资源环境科技发展态势分析平台

The origin and evolution of Earth's biosphere were shaped by the physical and chemical histories of the oceans. Marine chemical sediments and altered oceanic crust preserve a geochemical record of these histories. Marine chemical sediments, for example, exhibit an increase in their O-18/O-16 ratio through time. The implications of this signal are ambiguous but are typically cast in terms of two endmember (but not mutually exclusive) scenarios. The oceans may have been much warmer in the deep past if they had an oxygen isotope composition similar to that of today.
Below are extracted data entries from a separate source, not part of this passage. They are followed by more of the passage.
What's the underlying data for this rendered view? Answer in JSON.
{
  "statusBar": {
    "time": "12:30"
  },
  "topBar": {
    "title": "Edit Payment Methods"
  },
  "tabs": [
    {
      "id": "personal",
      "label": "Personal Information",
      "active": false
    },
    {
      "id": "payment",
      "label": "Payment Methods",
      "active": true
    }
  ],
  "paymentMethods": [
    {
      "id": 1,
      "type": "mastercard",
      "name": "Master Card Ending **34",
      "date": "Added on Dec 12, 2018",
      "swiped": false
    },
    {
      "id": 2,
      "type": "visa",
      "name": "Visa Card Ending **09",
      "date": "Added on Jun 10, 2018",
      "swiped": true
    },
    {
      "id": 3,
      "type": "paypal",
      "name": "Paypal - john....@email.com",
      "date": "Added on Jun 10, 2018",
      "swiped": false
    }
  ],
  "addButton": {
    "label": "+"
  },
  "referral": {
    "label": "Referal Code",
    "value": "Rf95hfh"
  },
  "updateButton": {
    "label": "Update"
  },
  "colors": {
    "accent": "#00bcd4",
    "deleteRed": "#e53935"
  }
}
Alternatively, the nature of fluid-rock interactions (including the weathering processes associated with continental emergence) may have been different in the past, leading to an evolving oceanic oxygen isotope composition. Here we examine approximately 3.24-billion-year-old hydrothermally altered oceanic crust from the Panorama district in the Pilbara Craton of Western Australia as an alternative oxygen isotope archive to marine chemical sediments. We find that, at that time, seawater at Panorama had an oxygen isotope composition enriched in O-18 relative to the modern ocean with a delta O-18 of 3.3 +/- 0.1 parts per thousand VSMOW. We suggest that seawater delta O-18 may have decreased through time, in contrast to the large increases seen in marine chemical sediments. To explain this possibility, we construct an oxygen isotope exchange model of the geologic water cycle, which suggests that the initiation of continental weathering in the late Archaean, between 3 and 2.5 billion years ago, would have drawn down an O-18-enriched early Archaean ocean to delta O-18 values similar to those of modern seawater. We conclude that Earth's water cycle may have gone through two separate phases of steady-state behaviour, before and after the emergence of the continents.

The water cycle was in two different steady states, before and after continental emergence, as recorded in the decreasing oxygen isotope values of seawater since the Archaean, according to an inverse geochemical model of the oceanic crustal record.